Abrió una serie de tres puertas de cristal. Los espacios entre ellas parecían servir como compuertas de aire, conservando el seco calor interno. Ante él había mesas cubiertas con lujosos manteles. En el centro del alfombrado salón había grupos de hombres bien trajeados. Gordon cruzó la última compuerta de aire y penetró en el apagado zumbido de las conversaciones. Enormes cortinas amortiguaban los sonidos, proporcionando ese aire de solemnidad que uno encuentra en los funerales. A la izquierda, un grupo de azafatas recepcionistas. Una de ellas se destacó y acudió hacia él. Llevaba una cosa sedosa color crema que Gordon hubiera tomado por un traje de noche de no haber sido mediodía. Le preguntó su nombre. Gordon se lo dijo con lentitud.
—Oh —dijo ella, los ojos muy abiertos, y se dirigió a una de las adornadas mesas. Regresó con una tarjeta con un nombre, no el plástico habitual, sino un robusto marco de madera alojando una rígida placa con su nombre cuidadosamente caligrafiado. Se la prendió en la solapa.

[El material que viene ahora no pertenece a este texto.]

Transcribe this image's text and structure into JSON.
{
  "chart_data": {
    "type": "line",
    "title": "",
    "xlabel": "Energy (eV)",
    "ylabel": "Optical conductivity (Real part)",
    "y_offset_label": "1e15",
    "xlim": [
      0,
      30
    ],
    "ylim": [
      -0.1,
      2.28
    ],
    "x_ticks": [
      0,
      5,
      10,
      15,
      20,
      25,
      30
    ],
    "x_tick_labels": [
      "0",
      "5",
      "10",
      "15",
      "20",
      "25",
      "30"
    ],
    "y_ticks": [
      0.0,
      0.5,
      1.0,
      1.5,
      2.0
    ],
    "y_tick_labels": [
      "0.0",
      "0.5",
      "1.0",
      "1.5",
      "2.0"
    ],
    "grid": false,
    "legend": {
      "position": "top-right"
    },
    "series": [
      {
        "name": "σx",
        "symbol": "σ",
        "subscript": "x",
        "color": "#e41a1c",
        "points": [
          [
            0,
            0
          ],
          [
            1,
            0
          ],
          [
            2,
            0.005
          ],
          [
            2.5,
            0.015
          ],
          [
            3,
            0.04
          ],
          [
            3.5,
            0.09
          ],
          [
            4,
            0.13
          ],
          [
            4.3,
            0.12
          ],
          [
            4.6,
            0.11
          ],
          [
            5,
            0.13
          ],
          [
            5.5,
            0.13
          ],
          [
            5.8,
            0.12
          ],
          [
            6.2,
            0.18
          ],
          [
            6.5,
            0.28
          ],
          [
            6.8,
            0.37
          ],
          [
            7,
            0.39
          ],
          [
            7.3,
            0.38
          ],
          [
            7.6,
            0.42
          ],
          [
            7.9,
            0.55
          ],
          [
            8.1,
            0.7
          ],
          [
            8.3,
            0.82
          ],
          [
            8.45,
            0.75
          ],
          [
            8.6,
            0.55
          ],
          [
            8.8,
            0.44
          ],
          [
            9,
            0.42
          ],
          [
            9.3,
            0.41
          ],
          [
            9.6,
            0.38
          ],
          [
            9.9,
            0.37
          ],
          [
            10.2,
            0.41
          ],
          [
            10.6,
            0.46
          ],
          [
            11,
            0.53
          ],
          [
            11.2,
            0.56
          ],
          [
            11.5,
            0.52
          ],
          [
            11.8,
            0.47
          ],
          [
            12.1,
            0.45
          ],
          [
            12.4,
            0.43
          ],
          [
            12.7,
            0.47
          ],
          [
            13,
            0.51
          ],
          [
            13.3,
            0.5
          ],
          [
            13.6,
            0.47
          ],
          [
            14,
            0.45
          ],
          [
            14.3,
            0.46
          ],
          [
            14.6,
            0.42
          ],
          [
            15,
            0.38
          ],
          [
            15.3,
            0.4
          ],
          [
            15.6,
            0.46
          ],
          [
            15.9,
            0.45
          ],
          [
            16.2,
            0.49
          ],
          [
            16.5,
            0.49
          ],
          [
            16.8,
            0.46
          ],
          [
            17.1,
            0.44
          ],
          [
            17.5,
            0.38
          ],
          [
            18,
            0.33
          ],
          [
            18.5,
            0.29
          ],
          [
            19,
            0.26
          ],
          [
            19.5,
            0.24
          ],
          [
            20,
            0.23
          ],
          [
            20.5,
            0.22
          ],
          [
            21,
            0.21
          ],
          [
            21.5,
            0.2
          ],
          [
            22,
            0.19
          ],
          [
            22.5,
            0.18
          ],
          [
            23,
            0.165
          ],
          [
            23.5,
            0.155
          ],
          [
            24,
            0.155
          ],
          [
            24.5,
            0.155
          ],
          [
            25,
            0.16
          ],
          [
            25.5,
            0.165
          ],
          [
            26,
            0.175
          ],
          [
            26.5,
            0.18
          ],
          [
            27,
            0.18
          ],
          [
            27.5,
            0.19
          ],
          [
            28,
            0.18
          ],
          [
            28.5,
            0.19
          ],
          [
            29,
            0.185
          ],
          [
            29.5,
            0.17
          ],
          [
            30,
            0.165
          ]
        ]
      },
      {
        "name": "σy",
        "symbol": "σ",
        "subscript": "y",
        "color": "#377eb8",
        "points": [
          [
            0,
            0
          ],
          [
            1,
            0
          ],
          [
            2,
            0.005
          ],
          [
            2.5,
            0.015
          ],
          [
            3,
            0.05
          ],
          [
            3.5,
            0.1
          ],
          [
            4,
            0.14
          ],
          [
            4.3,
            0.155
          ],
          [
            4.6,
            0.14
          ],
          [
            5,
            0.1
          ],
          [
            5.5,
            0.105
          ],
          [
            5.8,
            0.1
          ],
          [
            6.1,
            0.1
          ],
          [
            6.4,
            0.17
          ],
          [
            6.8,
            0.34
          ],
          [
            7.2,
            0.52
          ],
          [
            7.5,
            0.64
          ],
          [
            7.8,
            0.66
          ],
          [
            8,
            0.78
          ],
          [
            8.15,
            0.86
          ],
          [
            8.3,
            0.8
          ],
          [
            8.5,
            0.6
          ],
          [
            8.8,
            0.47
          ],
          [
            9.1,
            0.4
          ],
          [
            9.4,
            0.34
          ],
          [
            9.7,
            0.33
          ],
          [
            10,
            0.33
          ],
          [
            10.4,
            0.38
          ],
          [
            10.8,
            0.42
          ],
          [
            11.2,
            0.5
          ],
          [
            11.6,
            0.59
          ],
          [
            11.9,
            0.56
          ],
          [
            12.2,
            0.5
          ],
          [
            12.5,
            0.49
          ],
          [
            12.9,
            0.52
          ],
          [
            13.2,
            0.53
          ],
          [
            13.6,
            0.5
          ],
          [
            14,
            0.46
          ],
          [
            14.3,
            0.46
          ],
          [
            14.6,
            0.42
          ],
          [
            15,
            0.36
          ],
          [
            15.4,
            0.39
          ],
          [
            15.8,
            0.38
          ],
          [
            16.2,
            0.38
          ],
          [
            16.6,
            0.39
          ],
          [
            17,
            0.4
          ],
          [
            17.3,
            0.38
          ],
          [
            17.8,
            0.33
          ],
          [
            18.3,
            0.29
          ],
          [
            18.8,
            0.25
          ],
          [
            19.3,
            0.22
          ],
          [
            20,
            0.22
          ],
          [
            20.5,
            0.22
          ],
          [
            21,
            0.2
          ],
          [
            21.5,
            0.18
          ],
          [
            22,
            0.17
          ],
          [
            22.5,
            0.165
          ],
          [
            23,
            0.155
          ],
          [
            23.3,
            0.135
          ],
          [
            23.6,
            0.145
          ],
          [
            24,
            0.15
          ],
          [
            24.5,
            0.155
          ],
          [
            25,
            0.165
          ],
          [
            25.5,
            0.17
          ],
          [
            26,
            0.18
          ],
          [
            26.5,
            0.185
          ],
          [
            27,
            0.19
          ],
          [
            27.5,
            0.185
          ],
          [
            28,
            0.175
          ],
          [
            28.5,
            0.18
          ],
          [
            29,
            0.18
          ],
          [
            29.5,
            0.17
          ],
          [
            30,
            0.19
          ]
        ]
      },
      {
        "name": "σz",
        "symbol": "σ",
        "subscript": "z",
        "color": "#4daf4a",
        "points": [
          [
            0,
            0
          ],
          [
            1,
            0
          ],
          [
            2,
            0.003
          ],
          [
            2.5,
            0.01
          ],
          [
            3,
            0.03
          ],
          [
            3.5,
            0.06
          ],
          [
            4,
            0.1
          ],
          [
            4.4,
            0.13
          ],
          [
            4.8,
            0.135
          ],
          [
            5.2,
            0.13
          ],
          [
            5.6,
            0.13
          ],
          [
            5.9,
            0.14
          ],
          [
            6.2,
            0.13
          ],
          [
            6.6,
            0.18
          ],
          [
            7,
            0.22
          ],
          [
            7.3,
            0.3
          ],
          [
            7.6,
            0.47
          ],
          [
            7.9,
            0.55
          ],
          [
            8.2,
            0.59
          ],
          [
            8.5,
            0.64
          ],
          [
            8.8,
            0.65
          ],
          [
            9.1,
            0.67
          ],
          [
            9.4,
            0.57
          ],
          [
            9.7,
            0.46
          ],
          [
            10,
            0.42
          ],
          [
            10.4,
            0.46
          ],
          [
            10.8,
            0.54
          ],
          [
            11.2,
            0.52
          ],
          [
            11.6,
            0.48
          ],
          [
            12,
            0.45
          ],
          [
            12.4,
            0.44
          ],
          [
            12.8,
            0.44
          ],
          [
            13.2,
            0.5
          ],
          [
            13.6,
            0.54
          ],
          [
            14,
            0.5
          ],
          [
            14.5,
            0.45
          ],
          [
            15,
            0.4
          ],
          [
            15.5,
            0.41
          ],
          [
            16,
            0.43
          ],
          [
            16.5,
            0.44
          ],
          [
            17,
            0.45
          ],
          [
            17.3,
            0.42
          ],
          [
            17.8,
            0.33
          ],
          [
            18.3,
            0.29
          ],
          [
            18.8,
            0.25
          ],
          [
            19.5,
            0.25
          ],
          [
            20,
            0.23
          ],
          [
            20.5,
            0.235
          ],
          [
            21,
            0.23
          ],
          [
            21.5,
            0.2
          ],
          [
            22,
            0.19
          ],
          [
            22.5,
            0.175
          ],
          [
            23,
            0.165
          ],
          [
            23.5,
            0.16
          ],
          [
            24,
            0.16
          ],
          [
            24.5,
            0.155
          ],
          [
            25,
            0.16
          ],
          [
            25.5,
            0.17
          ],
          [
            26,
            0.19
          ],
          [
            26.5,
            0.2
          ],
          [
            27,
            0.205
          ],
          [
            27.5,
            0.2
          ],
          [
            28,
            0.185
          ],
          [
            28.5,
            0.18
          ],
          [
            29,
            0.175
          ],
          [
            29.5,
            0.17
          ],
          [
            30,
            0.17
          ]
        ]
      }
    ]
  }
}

—Deseamos que nuestros invitados luzcan hoy mejor que nunca —dijo con una abstracta preocupación, y sacudió una imaginaria mota de la manga de su chaqueta. Gordon, halagado por la intención, perdonó su profesional frialdad. Otros hombres, todos vestidos con negros trajes burocráticos, iban llenando el salón. Las azafatas acudían a su encuentro con puñados de tarjetas con nombres de plástico, observó—, y tarjetas de admisión y números de situación. En un rincón, una mujer con aspecto de secretaria ejecutiva ayudaba a un frágil hombre de pelo blanco a librarse de su pesado abrigo. El hombre se movía con unos gestos delicados y vacilantes, y Gordon lo reconoció como Jules Chardaman, el físico nuclear que había descubierto alguna partícula, no recordaba cuál, y había recibido el premio Nobel por sus esfuerzos. Creía que había muerto, pensó Gordon.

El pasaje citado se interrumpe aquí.